Pricing as a Wedge: One-Time Hardware vs. Per-Tag Licensing
Neuron's pricing is a direct attack on the industry's most hated practice: per-tag licensing. The Cortex Mini costs $2,950 and the Cortex costs $6,450—both one-time purchases that include all software, with zero runtime licenses. This is a fraction of the total cost of ownership of a traditional PLC system, which can easily run into tens of thousands of dollars when you factor in engineering software, HMI licenses, historian licenses, and protocol gateways.
This pricing model is a powerful wedge for several reasons. First, it aligns with the buyer's incentive to own their control stack outright, rather than paying ongoing fees. Second, it makes the cost of experimentation much lower, which is critical for startups and smaller machine builders. Third, it's a clear differentiator that Neuron can lead with in sales conversations. The risk is that the hardware cost is higher than a bare-bones PLC, but for most buyers, the total cost of ownership is likely to be lower, especially when you factor in the reduced engineering time.
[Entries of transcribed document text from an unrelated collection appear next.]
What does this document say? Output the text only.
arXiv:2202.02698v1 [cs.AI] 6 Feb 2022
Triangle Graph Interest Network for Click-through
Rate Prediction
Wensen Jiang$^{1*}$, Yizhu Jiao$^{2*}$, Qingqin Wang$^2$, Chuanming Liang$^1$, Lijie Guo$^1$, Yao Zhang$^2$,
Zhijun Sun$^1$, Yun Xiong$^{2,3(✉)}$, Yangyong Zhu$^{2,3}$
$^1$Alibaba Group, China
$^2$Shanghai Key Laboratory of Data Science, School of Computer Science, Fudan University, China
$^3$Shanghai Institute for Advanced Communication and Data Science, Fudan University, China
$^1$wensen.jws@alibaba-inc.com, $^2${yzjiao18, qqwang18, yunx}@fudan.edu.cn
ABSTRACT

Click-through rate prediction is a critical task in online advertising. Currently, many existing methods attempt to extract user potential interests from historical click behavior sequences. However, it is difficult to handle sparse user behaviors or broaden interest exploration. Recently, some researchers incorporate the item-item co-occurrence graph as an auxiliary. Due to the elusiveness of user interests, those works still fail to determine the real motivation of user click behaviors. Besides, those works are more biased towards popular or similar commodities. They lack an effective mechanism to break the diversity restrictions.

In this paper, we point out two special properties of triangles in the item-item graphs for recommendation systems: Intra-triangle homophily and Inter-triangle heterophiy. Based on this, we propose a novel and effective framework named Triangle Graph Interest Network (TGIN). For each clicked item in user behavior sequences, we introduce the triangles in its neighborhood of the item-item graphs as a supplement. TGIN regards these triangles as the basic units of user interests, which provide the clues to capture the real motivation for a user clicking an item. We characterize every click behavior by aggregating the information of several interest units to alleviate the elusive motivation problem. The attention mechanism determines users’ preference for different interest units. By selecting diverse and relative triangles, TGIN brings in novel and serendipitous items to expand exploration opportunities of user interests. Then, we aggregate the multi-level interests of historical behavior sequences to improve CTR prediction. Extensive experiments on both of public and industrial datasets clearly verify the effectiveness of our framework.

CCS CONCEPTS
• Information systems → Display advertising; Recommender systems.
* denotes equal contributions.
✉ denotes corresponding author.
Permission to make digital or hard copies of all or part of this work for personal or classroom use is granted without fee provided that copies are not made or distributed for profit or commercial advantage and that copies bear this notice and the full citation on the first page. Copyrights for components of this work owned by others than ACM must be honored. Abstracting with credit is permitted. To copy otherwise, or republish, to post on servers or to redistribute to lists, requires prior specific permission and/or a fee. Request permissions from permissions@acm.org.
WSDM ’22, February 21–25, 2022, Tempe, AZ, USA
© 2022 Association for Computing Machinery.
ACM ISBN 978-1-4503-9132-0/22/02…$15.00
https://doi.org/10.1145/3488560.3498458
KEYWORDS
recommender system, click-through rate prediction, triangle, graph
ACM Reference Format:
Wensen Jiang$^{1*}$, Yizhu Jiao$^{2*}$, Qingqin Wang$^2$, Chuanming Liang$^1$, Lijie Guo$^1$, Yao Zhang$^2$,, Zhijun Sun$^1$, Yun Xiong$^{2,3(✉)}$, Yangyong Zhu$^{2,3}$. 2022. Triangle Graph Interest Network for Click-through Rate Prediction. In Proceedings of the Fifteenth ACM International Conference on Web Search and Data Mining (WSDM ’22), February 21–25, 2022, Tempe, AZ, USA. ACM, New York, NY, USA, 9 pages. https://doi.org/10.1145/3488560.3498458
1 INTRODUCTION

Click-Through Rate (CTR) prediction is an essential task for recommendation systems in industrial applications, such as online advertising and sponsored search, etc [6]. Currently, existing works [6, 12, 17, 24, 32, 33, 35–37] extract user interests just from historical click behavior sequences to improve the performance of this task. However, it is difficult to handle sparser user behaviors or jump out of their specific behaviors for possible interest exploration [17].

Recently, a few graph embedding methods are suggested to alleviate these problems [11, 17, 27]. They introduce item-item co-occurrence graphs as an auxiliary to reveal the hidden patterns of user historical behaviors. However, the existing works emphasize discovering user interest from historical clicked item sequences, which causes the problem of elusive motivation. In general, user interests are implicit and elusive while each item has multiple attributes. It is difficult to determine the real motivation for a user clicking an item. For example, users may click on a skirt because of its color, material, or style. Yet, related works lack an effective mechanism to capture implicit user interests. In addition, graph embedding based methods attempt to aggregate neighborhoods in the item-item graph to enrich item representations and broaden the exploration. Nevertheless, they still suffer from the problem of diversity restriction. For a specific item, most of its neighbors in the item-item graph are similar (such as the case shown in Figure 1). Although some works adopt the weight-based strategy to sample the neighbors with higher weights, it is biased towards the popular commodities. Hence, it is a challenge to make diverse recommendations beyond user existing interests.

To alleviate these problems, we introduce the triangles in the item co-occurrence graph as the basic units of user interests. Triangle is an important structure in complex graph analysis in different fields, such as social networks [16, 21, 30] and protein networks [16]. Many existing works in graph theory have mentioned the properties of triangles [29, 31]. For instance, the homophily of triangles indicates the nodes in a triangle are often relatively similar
The 3–5 Year Trajectory: From Machine Builders to the Factory Floor
Neuron's initial target is likely machine builders and system integrators who are building new equipment and are more open to new technology. These early adopters will validate the platform and provide reference cases. From there, the company can expand into end-user factories, particularly those with aging PLC infrastructure that's due for a refresh.
The key challenge over the next few years will be scaling beyond the early adopter niche. Neuron will need to build a partner ecosystem, including support for more third-party I/O and robot brands. It will also need to invest in certification and safety features to move upmarket. If it can do that, it has the potential to become a significant player in the industrial automation space. If not, it may remain a niche player for forward-thinking machine builders.
One thing is clear: the PLC is no longer the only option. Neuron Industries has planted a flag for a new kind of industrial control, and the incumbents are going to have to respond—or risk being left behind.